Prime Minister Juha Sipilä (Centre) has offered a new set of proposals to unions, to try and de-escalate an ongoing dispute that has seen tens of thousands of workers in different sectors stage industrial action.
This evening, after hours of meetings at the Prime Minister’s residence with union leaders, the PM, Finance Minister Petteri Orpo (NCP) and Minister of Labour Jari Lindström (Blue) put forward plans which amount to a major climb-down on the part of the government.
They’re now waiting for a response on Friday from unions.
The new propositions include a concession that takes into account the size and circumstances of each business when looking at redundancy plans.

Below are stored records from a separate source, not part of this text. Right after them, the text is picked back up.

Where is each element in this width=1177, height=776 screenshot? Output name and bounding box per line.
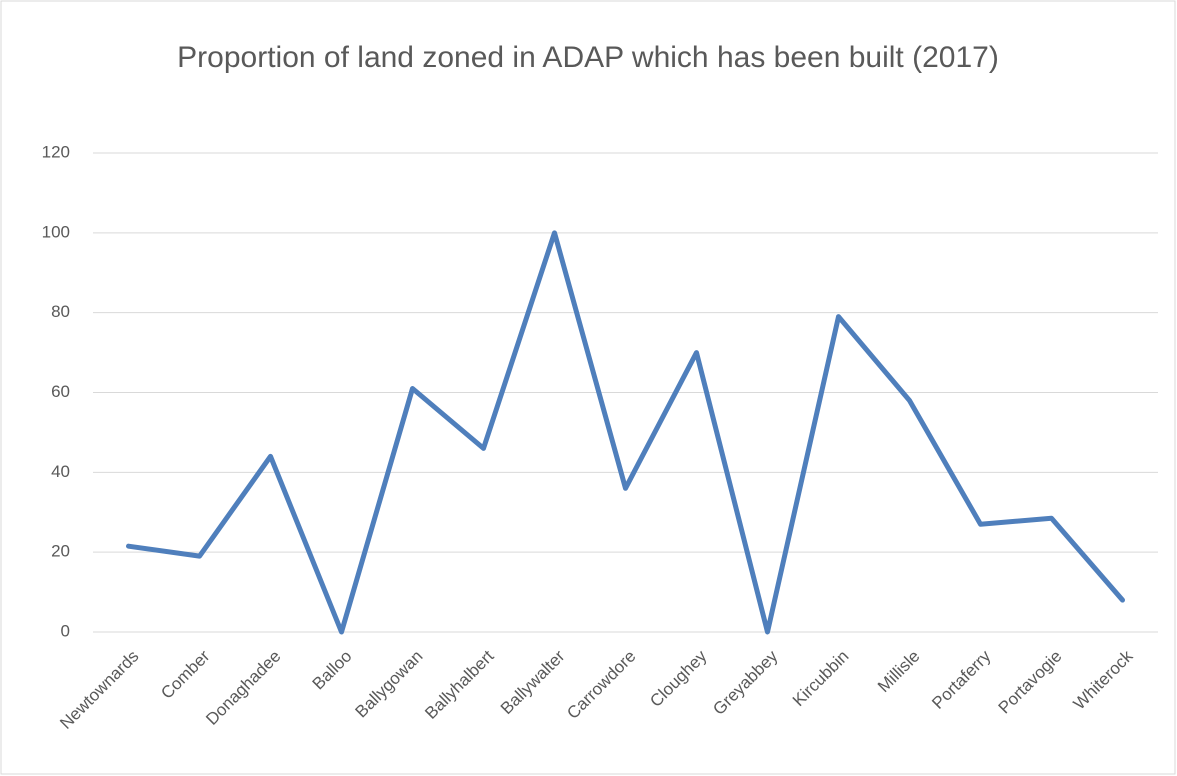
x-tick-label: Comber bbox=[157, 646, 213, 702]
x-tick-label: Donaghadee bbox=[202, 647, 284, 729]
y-tick-label: 120 bbox=[42, 142, 70, 161]
x-tick-label: Kircubbin bbox=[789, 647, 853, 711]
data-line bbox=[126, 230, 1125, 635]
x-tick-label: Greyabbey bbox=[709, 646, 782, 719]
y-tick-label: 60 bbox=[51, 382, 70, 401]
y-tick-label: 40 bbox=[51, 462, 70, 481]
y-tick-label: 20 bbox=[51, 542, 70, 561]
x-tick-label: Cloughey bbox=[646, 646, 711, 711]
y-tick-label: 0 bbox=[61, 621, 70, 640]
y-tick-label: 80 bbox=[51, 302, 70, 321]
x-tick-label: Whiterock bbox=[1070, 646, 1137, 713]
y-tick-label: 100 bbox=[42, 222, 70, 241]
x-tick-label: Newtownards bbox=[56, 647, 142, 733]
x-tick-label: Ballygowan bbox=[352, 647, 427, 722]
x-tick-label: Portavogie bbox=[995, 647, 1066, 718]
x-tick-label: Ballywalter bbox=[497, 646, 569, 718]
x-tick-label: Carrowdore bbox=[563, 647, 639, 723]
x-tick-label: Ballyhalbert bbox=[421, 646, 497, 722]
x-tick-label: Millisle bbox=[874, 647, 923, 696]
x-tick-label: Balloo bbox=[309, 647, 356, 694]
x-tick-label: Portaferry bbox=[928, 646, 995, 713]
chart-title: Proportion of land zoned in ADAP which h… bbox=[177, 41, 999, 74]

Previously, the government had insisted they would make it easier for companies of up to 20 people to cut staff. The rationale was this would help smaller businesses be more flexible in their hiring practices. But unions said it cut job security from under the feet of employees.
Later, the government backtracked and said the new rules would only apply to companies with ten or fewer people.
The latest proposals do not make any mention of the specific size of the business, which will surely be seen as a win for the unions.
There’s also an offer on the table to reduce from 90 days to 60 days the time when an employer can fire an employee, when the reason is attributed to the worker. This applies to companies of all sizes.
“The last few days I’ve been working around the clock and met with dozens of representatives of social partners. I have listened to these meeting with an accurate ear to the messages that the trade union movement has sent about this matter” writes Sipilä in a blog post.
Unions disrupt with strike action
At the heart of the ongoing disputes over the Prime Minister’s new firing rules, is the way the government, employers and unions work together.
Traditionally in Finland, these three parties have negotiated together and come up with a workable consensus on any labour market reforms.
But after negotiating a ‘competitiveness pact’ at the beginning of his time in office, Prime Minister Sipilä has forged ahead with his own path of creating new proposals and pushing through legislation without the agreement of the unions, like the so-called ‘active model‘, that opponents say punishes people for being unemployed.
Angry at Sipilä’s plans to make it easier for smaller companies to fire people, various unions have staged strikes to try and force him to back down. These new proposals at least make it seem like the unions have the upper hand at the moment.